= Oblique reflection =

Non-perpendicular Euclidean reflection

Oblique reflection examples

In Euclidean geometry, oblique reflections generalize ordinary reflections by not requiring that reflection be done using perpendiculars. If two points are oblique reflections of each other, they will still stay so under affine transformations.

Consider a plane P in the three-dimensional Euclidean space. The usual reflection of a point A in space in respect to the plane P is another point B in space, such that the midpoint of the segment AB is in the plane, and AB is perpendicular to the plane. For an oblique reflection, one requires instead of perpendicularity that AB be parallel to a given reference line.

Formally, let there be a plane P in the three-dimensional space, and a line L in space not parallel to P. To obtain the oblique reflection of a point A in space in respect to the plane P, one draws through A a line parallel to L, and lets the oblique reflection of A be the point B on that line on the other side of the plane such that the midpoint of AB is in P. If the reference line L is perpendicular to the plane, one obtains the usual reflection.

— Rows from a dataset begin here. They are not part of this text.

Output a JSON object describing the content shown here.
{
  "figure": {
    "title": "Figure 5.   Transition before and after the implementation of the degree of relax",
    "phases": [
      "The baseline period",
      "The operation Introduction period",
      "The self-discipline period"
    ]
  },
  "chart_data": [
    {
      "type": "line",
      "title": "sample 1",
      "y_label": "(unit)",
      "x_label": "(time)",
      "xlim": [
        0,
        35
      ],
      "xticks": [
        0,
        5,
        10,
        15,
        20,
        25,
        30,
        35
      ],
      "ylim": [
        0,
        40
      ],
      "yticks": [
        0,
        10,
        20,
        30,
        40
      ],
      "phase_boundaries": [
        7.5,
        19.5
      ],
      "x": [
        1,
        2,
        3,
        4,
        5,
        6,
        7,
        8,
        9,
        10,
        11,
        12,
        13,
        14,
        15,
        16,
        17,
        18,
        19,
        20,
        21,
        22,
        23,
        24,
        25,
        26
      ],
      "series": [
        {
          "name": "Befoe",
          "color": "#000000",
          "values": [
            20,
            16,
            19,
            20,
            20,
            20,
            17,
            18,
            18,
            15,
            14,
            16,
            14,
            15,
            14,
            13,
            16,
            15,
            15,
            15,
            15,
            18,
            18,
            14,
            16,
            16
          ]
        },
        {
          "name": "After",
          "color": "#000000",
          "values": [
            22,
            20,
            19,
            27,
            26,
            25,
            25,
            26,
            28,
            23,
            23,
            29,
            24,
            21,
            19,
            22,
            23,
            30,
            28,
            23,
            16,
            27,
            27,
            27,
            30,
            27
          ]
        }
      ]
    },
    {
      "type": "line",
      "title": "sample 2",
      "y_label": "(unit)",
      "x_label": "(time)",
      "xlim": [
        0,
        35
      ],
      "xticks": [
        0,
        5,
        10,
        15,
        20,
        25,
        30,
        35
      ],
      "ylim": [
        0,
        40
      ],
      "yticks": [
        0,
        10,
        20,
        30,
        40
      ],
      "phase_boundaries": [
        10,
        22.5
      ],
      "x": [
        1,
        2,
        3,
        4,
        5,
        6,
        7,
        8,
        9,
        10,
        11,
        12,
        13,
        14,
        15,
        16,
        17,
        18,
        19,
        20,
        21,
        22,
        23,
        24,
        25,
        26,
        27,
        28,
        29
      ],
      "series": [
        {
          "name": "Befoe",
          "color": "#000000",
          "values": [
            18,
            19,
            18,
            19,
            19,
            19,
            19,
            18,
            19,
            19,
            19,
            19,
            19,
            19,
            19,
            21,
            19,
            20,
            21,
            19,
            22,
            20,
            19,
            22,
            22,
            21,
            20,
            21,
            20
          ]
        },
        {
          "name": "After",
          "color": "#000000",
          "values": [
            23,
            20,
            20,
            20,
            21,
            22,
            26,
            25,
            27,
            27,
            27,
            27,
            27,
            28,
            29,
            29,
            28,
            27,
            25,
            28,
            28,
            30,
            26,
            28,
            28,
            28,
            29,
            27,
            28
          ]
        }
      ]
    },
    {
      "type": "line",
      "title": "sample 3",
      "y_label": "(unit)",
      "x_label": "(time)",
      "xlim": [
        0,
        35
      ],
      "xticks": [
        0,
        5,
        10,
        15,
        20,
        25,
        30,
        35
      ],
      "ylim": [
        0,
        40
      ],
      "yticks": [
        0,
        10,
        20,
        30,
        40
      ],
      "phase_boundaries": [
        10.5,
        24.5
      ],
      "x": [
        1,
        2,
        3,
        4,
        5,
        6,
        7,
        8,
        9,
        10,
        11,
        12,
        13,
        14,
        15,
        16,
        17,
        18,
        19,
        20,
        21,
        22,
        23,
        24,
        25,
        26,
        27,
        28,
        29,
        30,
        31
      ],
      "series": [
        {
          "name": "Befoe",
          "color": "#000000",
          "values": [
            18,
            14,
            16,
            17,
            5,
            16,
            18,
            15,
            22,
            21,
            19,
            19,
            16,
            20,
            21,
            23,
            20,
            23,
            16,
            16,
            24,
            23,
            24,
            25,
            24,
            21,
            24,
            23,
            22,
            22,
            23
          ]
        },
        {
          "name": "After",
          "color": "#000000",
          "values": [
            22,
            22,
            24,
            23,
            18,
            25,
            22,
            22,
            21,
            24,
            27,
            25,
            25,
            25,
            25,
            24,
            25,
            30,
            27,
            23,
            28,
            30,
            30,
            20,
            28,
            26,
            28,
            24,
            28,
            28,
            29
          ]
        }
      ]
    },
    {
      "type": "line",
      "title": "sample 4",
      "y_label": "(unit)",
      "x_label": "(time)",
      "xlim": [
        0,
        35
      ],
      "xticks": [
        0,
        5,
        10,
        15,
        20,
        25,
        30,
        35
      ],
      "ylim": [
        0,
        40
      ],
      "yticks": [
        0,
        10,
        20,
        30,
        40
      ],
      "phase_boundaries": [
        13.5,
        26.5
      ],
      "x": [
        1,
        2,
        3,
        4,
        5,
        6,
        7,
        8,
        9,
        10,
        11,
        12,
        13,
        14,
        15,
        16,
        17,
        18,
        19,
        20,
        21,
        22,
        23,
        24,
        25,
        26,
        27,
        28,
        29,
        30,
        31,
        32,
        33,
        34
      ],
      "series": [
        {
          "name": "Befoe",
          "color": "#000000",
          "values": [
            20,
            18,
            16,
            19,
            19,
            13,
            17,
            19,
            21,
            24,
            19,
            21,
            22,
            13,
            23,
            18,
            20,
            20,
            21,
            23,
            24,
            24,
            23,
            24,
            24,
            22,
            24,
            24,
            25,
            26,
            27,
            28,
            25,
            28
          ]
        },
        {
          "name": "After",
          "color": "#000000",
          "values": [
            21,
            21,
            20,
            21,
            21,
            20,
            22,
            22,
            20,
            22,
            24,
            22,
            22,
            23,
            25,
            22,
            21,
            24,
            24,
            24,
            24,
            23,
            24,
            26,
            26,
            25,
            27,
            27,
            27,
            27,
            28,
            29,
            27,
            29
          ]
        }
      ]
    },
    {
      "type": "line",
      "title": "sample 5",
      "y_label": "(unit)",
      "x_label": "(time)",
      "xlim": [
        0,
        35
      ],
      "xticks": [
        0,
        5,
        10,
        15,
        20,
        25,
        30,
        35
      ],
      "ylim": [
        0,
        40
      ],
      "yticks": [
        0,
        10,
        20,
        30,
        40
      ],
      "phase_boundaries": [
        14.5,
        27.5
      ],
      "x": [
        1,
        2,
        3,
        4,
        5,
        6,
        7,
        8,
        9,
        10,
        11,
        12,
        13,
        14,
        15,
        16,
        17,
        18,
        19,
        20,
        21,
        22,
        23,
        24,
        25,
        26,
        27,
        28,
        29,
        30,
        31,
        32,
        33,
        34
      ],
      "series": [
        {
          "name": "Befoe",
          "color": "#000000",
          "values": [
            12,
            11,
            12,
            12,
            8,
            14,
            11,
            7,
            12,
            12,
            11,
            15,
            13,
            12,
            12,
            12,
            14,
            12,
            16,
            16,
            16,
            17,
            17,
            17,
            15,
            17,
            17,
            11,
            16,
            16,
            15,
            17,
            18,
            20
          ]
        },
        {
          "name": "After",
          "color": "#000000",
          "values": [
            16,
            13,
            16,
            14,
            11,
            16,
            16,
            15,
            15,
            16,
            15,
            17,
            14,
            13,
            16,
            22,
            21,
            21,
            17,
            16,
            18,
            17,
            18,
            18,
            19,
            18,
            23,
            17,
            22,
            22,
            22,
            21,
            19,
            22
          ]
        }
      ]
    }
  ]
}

For example, consider the plane P to be the xy plane, that is, the plane given by the equation z=0 in Cartesian coordinates. Let the direction of the reference line L be given by the vector (a, b, c), with c≠0 (that is, L is not parallel to P). The oblique reflection of a point (x, y, z) will then be
$\left(x-\frac{2za}{c}, y-\frac{2zb}{c}, -z\right).$

The concept of oblique reflection is easily generalizable to oblique reflection in respect to an affine hyperplane in R^{n} with a line again serving as a reference, or even more generally, oblique reflection in respect to a k-dimensional affine subspace, with a n−k-dimensional affine subspace serving as a reference. Back to three dimensions, one can then define oblique reflection in respect to a line, with a plane serving as a reference.

An oblique reflection is an affine transformation, and it is an involution, meaning that the reflection of the reflection of a point is the point itself.